Moe Weil died in 1920, leaving the store to his wife Hattie. Hattie died in 1930 and left the company to her son Victor and daughter Florence, with the stipulation that Victor continue to run the business. Victor, however, died in 1943 while serving in the United States Air Corps, and Weil and Company soon went out of business.

In 1945, the Stott Realty Company sold the building to the nearby St. Aloysius Roman Catholic Church. The church renamed the building the Gabriel Richard Building, after pioneering Detroiter Father Gabriel Richard. In 1948, the church turned the building over to the Roman Catholic Archdiocese of Detroit for use as offices. The church was in an expansion phase after World War II, growing from 800,000 Catholics in 1945 to 1.3 million in 1960. The Catholic Family Center was one of the first organizations located in the Gabriel Richard building, and much of the remainder of the building was leased to other secular tenants, including a credit association, law office, and Michigan Bell Telephone. As the Archdiocese grew, the number of Catholic offices in the building increased until by 1968 the Archdiocese occupied all of the upper floors, including the Parish Life and Services Department, Christian Services Department, Catholic Youth Organization, the Communications Department, and the Information Technology Department. In 1976, the building became home to the Catholic High School League Hall of Fame, and it came to be home to a television studio in the 1980s.

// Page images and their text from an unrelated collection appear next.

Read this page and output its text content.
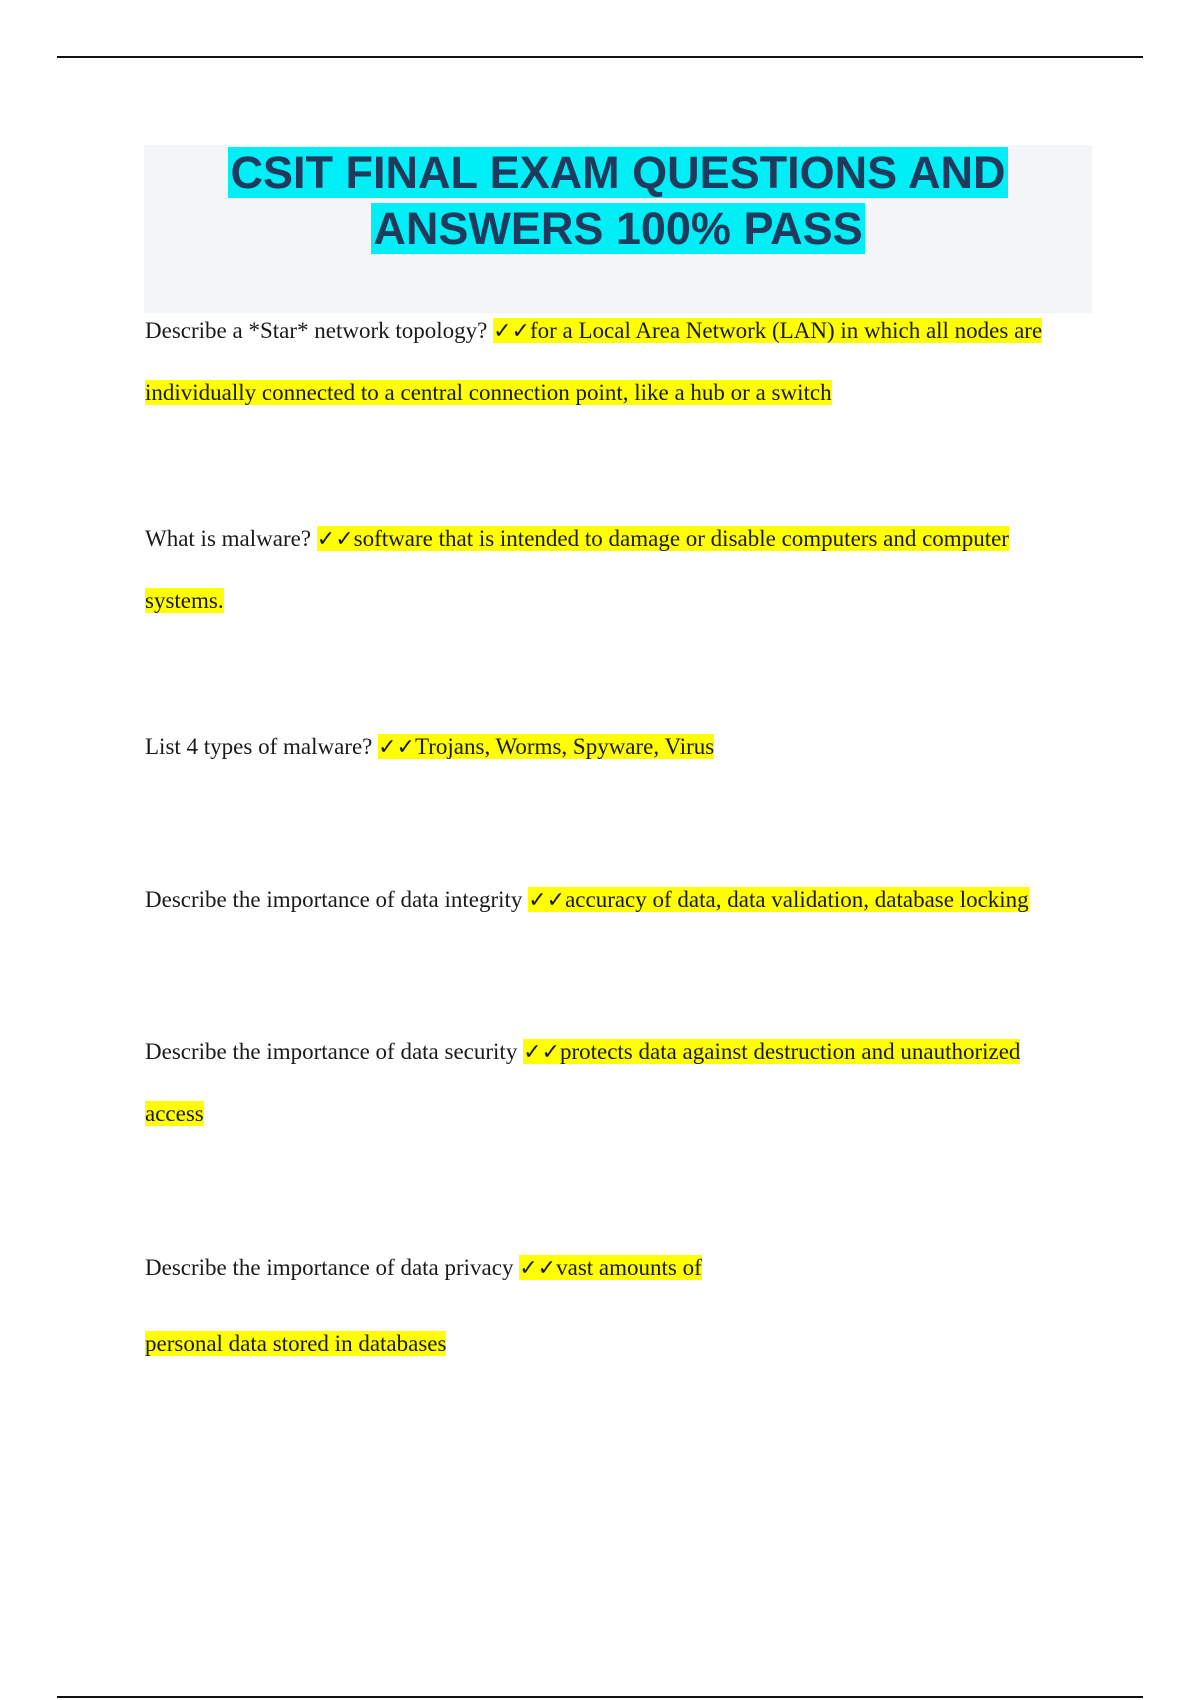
CSIT FINAL EXAM QUESTIONS AND ANSWERS 100% PASS

Describe a *Star* network topology? ✓✓for a Local Area Network (LAN) in which all nodes are individually connected to a central connection point, like a hub or a switch

What is malware? ✓✓software that is intended to damage or disable computers and computer systems.

List 4 types of malware? ✓✓Trojans, Worms, Spyware, Virus

Describe the importance of data integrity ✓✓accuracy of data, data validation, database locking

Describe the importance of data security ✓✓protects data against destruction and unauthorized access

Describe the importance of data privacy ✓✓vast amounts of
personal data stored in databases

However, the number of Catholics declined starting in the 1970s, and in 2015 the Archdiocese moved its offices to a smaller building and sold the Gabriel Richard Building. Developer Joe Barbat purchased the building. Barbat plans to undertake a $6.5 million renovation to turn the building into about 110 multifamily residential units. The building will open as a residential apartment building known as the 'Gabriel Houze in late 2017.

==Description==
The Gabriel Richard Building is a ten-and-a-half-story tall Chicago Style commercial building with Classical Revival decorative elements. The building is clad with white terra cotta, and has a tripartite overall design, with a two-and-a-half-story tall base, a six-story tall main section, and a two-story tall top with surmounting parapet wall. The building faces two main streets: Michigan Avenue and Washington Boulevard. The main facades are three and five bays wide, with bays separated by vertical piers and triple window openings on each floor. The facades have identical terra cotta Classical Revival decorations such as garlands egg and dart molding and keystones.

The two-and-a-half-story tall base of the building contains one-and-a-half-story tall storefronts with newer aluminum and glass-framed windows installed and canopies overhead. The center bay on the Michigan Avenue side has a projecting cornice across the top of the storefront opening. The right-hand bay contains the entrance to the upper floors, with another building entrance in the left-hand bay. The Washington Avenue elevation also has entryways in the left- and right-hand bays. The second floor above the storefronts on each side contains three one-over-one double-hung windows.

The central six-story section of the building is demarcated by projecting bands at the sill lines of the third and ninth floor windows. The eighth-floor window openings have segmental-arch heads which emphasize the top of the section. The top two floors contain more decorative elements. The piers between the bays contain a raised vertical line of flowers down the center of the pier. The top of the building is decorated with wave and egg and dart molding. The piers end in a terra cotta merlon extending above the wall.

The interior of the building has been remodeled multiple times. The first floor contains commercial spaces and an entrance lobby to the upper floors. The lobby has marble tile floors and wainscot with painted walls above. The upper floors contain corridors with offices. The basement contains an unused staircase with a small section of metal railing supported by fluted newel posts resembling classical columns which is apparently original to the building.